1976年4月15日清晨,西长安街的树影在微风里轻轻摇曳,距离周恩来总理辞世整整九十八天。汽车悄无声息驶入中南海,车门打开,杨振宁快步下车,连眉梢都压着难掩的酸楚。
回国的手续前一晚才批复,但他不愿再等。自从1月8日听见广播里那句“周恩来同志因病医治无效”,这位在美国讲坛上惯以冷静著称的物理学家便忍住泪水埋头科研,却总被一句遗言拽回悲痛——“把骨灰交给祖国的大江大海”。那种决绝,像极了原子核裂变瞬间释放的巨量能量,让人胸口闷痛。
西花厅门口的迎客松依旧青翠,屋里却再无那个握手总是用左手、开口总先关心别人冷暖的老人。邓颖超面色憔悴却端庄,她的第一句话是一声轻叹:“总理这一辈子,最放心不下的,还是国家和科技。”杨振宁低头致意,随后才敢抬眼。
时间倒回到1971年盛夏。那年7月19日,他首次以美籍华人学者身份踏上北京机场,周恩来硬是抽出五个多小时,同他细谈美国大学机制与基础研究,笔记记满三页纸。散会时已近子夜,灯光映着老人银丝,杨振宁记得那双眼睛依旧有少年般的亮。
接下来的几年,中美关系解冻,杨振宁几乎年年往返。他带回国外高校实验室图纸,也把“两弹一星”捷报写成英文本刊文章,让世界了解中国科学的脊梁。每回来北京,周恩来总不厌其烦地问:“年轻人心里在想什么?经费够不够?该怎么留住人?”他把科研当成国运,连手术前还要叮嘱医护“把外事文件送来”。
1974年春,外人已经能看出总理气色大不如前。那年3月,他在钓鱼台召见美籍华人学者代表团,桌上备了一壶温热麦片粥,勉强喝几口就递回托盘。可一听杨振宁建议“设立国家级科研基金”,他马上拿笔圈点,随后交给身边秘书:务必转呈政治局。
到1975年末,病榻上的周恩来仍要求听每日简报。医生吴阶平多次劝他少讲话,他摇头:“我若少说一句,工作就慢一步。
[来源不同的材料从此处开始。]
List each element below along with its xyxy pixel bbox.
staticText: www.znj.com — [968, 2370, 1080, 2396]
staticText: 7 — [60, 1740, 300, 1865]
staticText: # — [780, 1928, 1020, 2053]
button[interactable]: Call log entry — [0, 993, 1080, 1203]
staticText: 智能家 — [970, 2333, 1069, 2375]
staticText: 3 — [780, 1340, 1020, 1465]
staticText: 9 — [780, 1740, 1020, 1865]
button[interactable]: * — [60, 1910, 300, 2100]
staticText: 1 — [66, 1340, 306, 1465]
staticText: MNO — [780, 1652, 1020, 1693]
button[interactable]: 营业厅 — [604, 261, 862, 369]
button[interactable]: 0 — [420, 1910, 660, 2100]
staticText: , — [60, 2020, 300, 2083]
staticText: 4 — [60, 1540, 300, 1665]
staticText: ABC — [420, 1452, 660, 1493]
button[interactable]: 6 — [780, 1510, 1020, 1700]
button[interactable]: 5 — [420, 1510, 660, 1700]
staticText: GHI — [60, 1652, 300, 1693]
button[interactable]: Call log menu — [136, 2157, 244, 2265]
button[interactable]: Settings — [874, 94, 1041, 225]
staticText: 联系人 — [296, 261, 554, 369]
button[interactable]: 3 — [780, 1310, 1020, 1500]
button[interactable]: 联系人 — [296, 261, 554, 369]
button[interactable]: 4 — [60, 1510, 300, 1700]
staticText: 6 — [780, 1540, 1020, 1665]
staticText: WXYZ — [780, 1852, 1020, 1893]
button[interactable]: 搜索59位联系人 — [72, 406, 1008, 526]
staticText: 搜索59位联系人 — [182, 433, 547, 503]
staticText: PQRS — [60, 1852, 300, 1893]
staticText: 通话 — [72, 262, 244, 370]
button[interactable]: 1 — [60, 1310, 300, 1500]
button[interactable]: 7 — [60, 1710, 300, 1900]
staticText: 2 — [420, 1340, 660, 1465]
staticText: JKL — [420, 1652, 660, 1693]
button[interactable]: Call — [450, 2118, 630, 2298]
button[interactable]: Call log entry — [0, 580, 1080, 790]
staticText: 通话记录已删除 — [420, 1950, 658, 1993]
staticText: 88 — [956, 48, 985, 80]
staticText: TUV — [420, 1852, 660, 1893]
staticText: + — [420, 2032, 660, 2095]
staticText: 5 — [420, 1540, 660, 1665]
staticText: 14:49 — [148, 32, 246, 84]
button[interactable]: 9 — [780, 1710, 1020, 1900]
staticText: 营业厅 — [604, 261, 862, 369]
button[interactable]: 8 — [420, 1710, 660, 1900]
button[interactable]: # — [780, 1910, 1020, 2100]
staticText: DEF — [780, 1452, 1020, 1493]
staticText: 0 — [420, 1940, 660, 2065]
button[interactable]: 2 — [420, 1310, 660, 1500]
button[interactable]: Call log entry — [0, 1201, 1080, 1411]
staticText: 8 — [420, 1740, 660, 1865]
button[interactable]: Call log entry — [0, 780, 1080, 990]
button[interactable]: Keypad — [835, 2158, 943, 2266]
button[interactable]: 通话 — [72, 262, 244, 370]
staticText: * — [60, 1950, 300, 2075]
”幕僚们见他深夜仍在签批文件,心里说不出的酸。那一年,全国会议多达百余场,他不是在主席台上,就是躺在病床前的折叠椅上听汇报。
1月15日的追悼会,人民大会堂黑纱垂地。邓小平哽咽宣读悼词:“周恩来同志的心脏停止了跳动……”话音未落,礼堂如雷的哭声击碎了墙壁般的沉默。长安街十里送行,老兵捶胸,小贩下跪,汽笛同鸣,仿佛全城在呼号那一声“总理”。
杨振宁赶不回,只能守着短波收音机。他对夫人说:“共和国今天少了一颗定海神针。”说完脱帽起身,向着收音机的方向长久鞠躬。
今天的西花厅,旧物俱在:藤椅搁着那把芭蕉扇,茶几上的玻璃罩下压着褪色的便条纸。厚厚的笔记本摊开,字迹遒劲,却再无人续写。杨振宁捧起那支熟悉的钢笔,指尖微颤,“周总理把一生都写进了这里。”他说完这句,声音像被什么堵住。
“杨先生,总理最盼你们常回来看看。”邓颖超努力让语气平和,可泪水还是在眼眶里打转。杨振宁转身,朝她深深鞠了一躬,“如果祖国需要,我随时归来。”这一句掷地有声,却带着明显的哽咽。屋内的工作人员原本已经擦干眼泪,可闻言还是红了眼圈。
当晚,北京的小雨一直下到深夜。灯光映在湿漉漉的青石板上,映出斑驳的倒影。杨振宁走出西花厅,回望那扇低调的朱漆门。周恩来不在了,可关于科学、关于未来的那场五小时长谈仍在耳边回响,仿佛催促后来者继续奔跑。
几十年过去,密云水库的水面依旧波光粼粼,黄河依旧奔涌入海。人们隔着时空回想那个雨夜,回想西花厅里那抹强忍悲恸的背影,总会生出同一个念头:家国天下四字,看似沉重,却有人用一生挑起,然后把一切交还土地与江河。